After arriving in cold, windy Chicago I was whisked by the ever-gracious Ken, A of J, who was not only a bastion of warmth and Easy Cheese but also a font of Bad Movie Facts, from the cold and windy platform of some El station somewhere (I know Chicago? Hardly.) to the Northwestern University Campus (did I mention it was cold and windy?). I met the irrepressible Mr. Milroy along the way, and by great good fortune got to sit betwixt the two in the auditorium.

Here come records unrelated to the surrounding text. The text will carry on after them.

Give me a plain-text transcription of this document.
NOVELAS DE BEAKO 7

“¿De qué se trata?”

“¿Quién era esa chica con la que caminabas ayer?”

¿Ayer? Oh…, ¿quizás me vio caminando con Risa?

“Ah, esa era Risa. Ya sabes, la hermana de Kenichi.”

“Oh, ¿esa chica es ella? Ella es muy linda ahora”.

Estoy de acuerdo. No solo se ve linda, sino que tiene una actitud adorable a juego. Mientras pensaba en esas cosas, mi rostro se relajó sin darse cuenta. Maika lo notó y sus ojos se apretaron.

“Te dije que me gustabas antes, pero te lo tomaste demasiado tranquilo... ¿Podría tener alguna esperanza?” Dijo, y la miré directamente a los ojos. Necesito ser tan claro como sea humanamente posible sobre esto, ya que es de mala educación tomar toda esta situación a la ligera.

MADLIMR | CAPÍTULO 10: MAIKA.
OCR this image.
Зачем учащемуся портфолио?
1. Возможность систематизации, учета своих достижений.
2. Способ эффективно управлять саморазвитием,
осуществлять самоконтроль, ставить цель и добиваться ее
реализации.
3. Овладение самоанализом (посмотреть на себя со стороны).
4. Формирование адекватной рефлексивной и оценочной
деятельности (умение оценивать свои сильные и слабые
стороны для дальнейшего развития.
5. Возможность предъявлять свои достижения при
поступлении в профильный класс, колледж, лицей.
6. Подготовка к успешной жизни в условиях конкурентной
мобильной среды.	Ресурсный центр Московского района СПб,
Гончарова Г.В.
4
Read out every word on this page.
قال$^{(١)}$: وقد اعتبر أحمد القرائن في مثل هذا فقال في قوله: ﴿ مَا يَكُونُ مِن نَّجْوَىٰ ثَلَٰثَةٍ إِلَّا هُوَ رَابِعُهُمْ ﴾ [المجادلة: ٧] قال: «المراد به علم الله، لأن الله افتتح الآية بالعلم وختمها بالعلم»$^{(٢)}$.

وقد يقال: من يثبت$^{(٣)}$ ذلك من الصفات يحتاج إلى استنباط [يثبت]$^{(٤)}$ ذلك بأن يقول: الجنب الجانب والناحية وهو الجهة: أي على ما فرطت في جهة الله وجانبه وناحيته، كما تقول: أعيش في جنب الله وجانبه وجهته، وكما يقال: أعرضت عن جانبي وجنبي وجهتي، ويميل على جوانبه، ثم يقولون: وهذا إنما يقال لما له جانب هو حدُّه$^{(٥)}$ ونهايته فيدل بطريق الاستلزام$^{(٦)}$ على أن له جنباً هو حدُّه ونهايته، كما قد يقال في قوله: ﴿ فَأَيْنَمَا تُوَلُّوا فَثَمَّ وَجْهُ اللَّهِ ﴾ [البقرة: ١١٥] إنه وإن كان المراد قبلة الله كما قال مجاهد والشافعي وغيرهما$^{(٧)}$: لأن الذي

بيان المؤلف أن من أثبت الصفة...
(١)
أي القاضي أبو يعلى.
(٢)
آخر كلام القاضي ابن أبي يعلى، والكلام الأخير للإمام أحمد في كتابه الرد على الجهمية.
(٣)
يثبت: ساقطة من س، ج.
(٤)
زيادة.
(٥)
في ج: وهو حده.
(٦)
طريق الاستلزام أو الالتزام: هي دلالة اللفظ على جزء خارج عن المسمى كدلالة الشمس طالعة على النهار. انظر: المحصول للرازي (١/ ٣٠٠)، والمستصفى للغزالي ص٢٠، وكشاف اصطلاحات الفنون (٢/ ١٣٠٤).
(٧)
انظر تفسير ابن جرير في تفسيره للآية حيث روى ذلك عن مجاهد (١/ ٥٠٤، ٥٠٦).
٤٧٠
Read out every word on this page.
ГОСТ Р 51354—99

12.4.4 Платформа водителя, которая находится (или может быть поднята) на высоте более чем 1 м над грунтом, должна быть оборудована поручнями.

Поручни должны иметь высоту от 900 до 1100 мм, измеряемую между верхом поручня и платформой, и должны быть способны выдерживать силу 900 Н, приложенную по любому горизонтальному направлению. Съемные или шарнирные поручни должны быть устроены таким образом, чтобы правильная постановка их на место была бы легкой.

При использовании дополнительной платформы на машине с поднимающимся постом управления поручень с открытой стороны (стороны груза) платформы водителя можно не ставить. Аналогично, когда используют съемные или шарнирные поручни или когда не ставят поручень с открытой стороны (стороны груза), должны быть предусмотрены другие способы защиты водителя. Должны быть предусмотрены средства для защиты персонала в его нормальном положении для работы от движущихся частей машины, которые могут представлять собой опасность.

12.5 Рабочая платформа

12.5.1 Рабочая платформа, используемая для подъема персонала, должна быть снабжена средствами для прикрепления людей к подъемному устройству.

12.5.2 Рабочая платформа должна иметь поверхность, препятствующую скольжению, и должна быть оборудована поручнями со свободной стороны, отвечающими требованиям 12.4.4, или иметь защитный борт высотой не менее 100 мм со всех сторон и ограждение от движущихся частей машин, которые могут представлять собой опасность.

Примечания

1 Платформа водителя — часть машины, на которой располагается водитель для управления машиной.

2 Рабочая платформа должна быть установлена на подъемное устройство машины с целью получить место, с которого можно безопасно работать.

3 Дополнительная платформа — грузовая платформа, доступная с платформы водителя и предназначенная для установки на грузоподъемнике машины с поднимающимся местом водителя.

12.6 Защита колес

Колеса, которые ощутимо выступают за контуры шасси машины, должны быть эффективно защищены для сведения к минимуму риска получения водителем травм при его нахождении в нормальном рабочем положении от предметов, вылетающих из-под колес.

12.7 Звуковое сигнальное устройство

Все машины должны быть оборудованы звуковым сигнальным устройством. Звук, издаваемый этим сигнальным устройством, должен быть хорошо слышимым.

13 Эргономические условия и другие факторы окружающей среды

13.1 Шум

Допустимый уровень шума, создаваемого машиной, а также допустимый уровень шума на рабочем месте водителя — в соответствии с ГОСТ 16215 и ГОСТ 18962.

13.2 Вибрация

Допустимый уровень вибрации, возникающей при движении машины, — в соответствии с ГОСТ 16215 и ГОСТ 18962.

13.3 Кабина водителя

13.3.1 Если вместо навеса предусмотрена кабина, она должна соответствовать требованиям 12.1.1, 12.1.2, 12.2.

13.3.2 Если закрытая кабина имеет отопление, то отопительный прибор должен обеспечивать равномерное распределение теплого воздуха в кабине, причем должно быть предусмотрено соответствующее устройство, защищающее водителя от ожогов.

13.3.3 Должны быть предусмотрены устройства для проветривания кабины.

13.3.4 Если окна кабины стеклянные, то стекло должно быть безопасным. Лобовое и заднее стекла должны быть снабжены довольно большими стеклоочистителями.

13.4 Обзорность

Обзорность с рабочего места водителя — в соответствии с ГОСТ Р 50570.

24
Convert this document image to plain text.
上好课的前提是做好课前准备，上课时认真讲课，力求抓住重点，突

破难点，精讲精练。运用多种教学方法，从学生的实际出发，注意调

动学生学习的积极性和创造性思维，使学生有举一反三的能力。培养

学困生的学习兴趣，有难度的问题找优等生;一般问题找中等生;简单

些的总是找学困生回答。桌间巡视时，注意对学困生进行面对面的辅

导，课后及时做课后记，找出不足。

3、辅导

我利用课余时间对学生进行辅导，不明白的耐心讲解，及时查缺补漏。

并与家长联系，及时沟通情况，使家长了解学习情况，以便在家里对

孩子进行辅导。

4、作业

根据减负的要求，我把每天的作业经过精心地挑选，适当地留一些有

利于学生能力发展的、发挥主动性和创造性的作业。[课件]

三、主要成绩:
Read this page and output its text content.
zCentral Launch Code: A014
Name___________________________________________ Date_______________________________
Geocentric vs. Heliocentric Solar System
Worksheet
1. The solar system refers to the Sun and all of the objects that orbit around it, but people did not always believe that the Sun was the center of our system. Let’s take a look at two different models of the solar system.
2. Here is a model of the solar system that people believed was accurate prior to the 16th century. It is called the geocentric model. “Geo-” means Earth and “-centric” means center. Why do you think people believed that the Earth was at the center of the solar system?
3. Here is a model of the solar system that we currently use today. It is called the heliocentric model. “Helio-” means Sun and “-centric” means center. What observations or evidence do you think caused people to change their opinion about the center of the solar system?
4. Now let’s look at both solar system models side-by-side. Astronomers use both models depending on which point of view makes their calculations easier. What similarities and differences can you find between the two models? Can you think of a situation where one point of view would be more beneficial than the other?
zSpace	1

I was prepared, what with my newly purchased fuzzy sleeping bag thingy, and Easy Cheese. Ken supplied not only my admission cost, but the biggest collection of lip-smackingly yummy junk food it has been my pleasure to see since my best friend quit smoking dope.
Truly, he is a man among men.
So, on to the movies!
Fiend Without a Face
A fine example of the props we had on hand so we put them in the movie genre. You say you inherited your uncles Canadian Air Force uniform? One of our heroes could be part of . . . the Canadian Air Force! Yeah, thats it.
I enjoyed the Fiends, sort of tadpole-looking brain things. Did you know brains can jump? Neither did I. They can also inchworm along fast enough to catch full grown adult human beings who have all their original arms and legs. Well, well, live and learn.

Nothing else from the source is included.